Preckwinkle ignored ministers' demands that she drop out of the race, and she now sees a chance to win, despite running against two other African-Americans.
"I'm the only one who had never run for county-wide office. So, name recognition is clearly an issue for me, and yet, I came in second, according to the polling results," said Preckwinkle. "I have always said that I'm in a Democratic primary, not an African-American primary. I think the person who wins is going to appeal to people across the county, and I think I can do that."
O'Brien, the only Caucasian candidate, had been projected by some observers as a possible favorite in the race against three African-American candidates. Earlier this year, African-American ministers called on three of the four black candidates to drop out of the race so that a block of votes by African-American residents would not be divided and make it possible for O'Brien to win the primary.
Like Stroger, he dismissed the Tribune poll, which he said he believes undercounted his voters.
"We've got our own poll here that we've commissioned, and we're in a statistical tie for second place," O'Brien said.

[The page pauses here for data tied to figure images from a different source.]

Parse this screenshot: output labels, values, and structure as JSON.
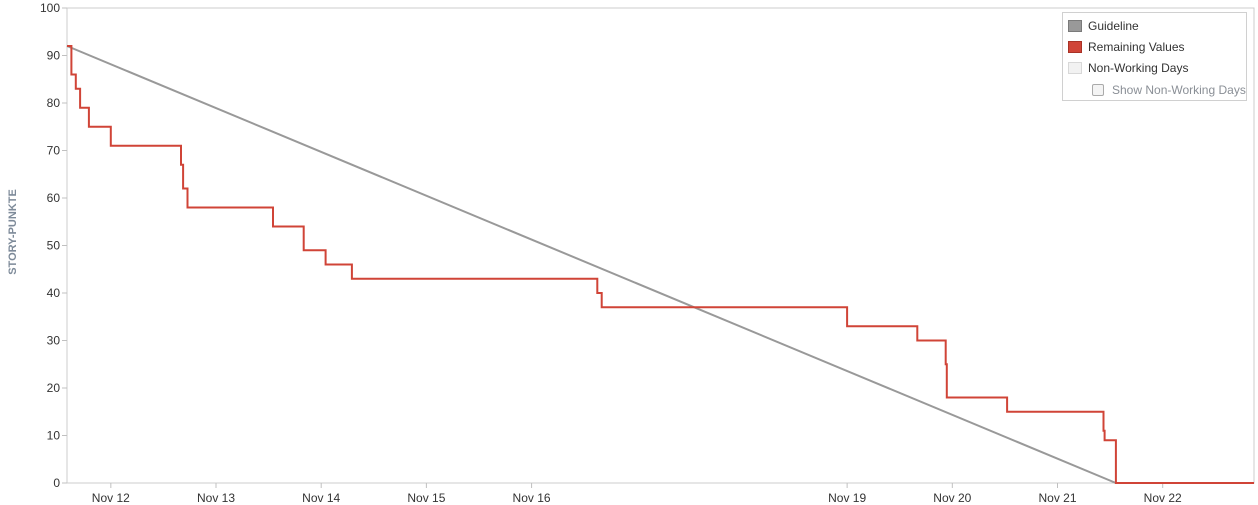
{
  "chart_data": {
    "type": "line",
    "ylabel": "STORY-PUNKTE",
    "ylim": [
      0,
      100
    ],
    "yticks": [
      0,
      10,
      20,
      30,
      40,
      50,
      60,
      70,
      80,
      90,
      100
    ],
    "xlim": [
      "2024-11-11 14:00",
      "2024-11-22 20:50"
    ],
    "xticks": [
      {
        "label": "Nov 12",
        "date": "2024-11-12"
      },
      {
        "label": "Nov 13",
        "date": "2024-11-13"
      },
      {
        "label": "Nov 14",
        "date": "2024-11-14"
      },
      {
        "label": "Nov 15",
        "date": "2024-11-15"
      },
      {
        "label": "Nov 16",
        "date": "2024-11-16"
      },
      {
        "label": "Nov 19",
        "date": "2024-11-19"
      },
      {
        "label": "Nov 20",
        "date": "2024-11-20"
      },
      {
        "label": "Nov 21",
        "date": "2024-11-21"
      },
      {
        "label": "Nov 22",
        "date": "2024-11-22"
      }
    ],
    "grid": false,
    "legend_position": "top-right",
    "series": [
      {
        "name": "Guideline",
        "color": "#999999",
        "style": "line",
        "points": [
          {
            "x": "2024-11-11 14:00",
            "y": 92
          },
          {
            "x": "2024-11-21 13:20",
            "y": 0
          }
        ]
      },
      {
        "name": "Remaining Values",
        "color": "#d04437",
        "style": "step",
        "points": [
          {
            "x": "2024-11-11 14:00",
            "y": 92
          },
          {
            "x": "2024-11-11 15:00",
            "y": 86
          },
          {
            "x": "2024-11-11 16:00",
            "y": 83
          },
          {
            "x": "2024-11-11 17:00",
            "y": 79
          },
          {
            "x": "2024-11-11 19:00",
            "y": 75
          },
          {
            "x": "2024-11-12 00:00",
            "y": 71
          },
          {
            "x": "2024-11-12 16:00",
            "y": 67
          },
          {
            "x": "2024-11-12 16:30",
            "y": 62
          },
          {
            "x": "2024-11-12 17:30",
            "y": 58
          },
          {
            "x": "2024-11-13 13:00",
            "y": 54
          },
          {
            "x": "2024-11-13 20:00",
            "y": 49
          },
          {
            "x": "2024-11-14 01:00",
            "y": 46
          },
          {
            "x": "2024-11-14 07:00",
            "y": 43
          },
          {
            "x": "2024-11-16 15:00",
            "y": 40
          },
          {
            "x": "2024-11-16 16:00",
            "y": 37
          },
          {
            "x": "2024-11-19 00:00",
            "y": 33
          },
          {
            "x": "2024-11-19 16:00",
            "y": 30
          },
          {
            "x": "2024-11-19 22:30",
            "y": 25
          },
          {
            "x": "2024-11-19 22:45",
            "y": 18
          },
          {
            "x": "2024-11-20 12:30",
            "y": 15
          },
          {
            "x": "2024-11-21 10:30",
            "y": 11
          },
          {
            "x": "2024-11-21 10:45",
            "y": 9
          },
          {
            "x": "2024-11-21 13:20",
            "y": 0
          },
          {
            "x": "2024-11-22 20:50",
            "y": 0
          }
        ]
      }
    ]
  },
  "legend": {
    "guideline": {
      "label": "Guideline",
      "color": "#999999"
    },
    "remaining": {
      "label": "Remaining Values",
      "color": "#d04437"
    },
    "non_working": {
      "label": "Non-Working Days",
      "color": "#f2f2f2"
    },
    "show_non_working": {
      "label": "Show Non-Working Days",
      "checked": false
    }
  }
}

Chicago and Cook Cpunty racial politics were at their worst during the 1980s after the election of Harold Washington as the city's first black mayor. West Side Ald. Ed Smith won his first election running with Washington in 1983.
"I'm very happy to see that we are making some gains in Cook County, but we still have a long way to go because there are a plethora of things that still involve race," Smith said.
Despite his poor showing in the Tribune survey, Stroger says he still believes he can win. But, he claims that after three years of attacks by the regions largest newspaper, he has a lot to accomplish between now and February 2.
"Probably the hardest thing is to get the positive things that have happened in the county out in the world," Stroger said.
Friday afternoon, Stroger's campaign manager issued a statement questioning the polling company that conducted the survey for the Tribune. The statement said the poll was conducted by a "shady political insider" who had been heavily criticized in the past for bogus and inaccurate polling.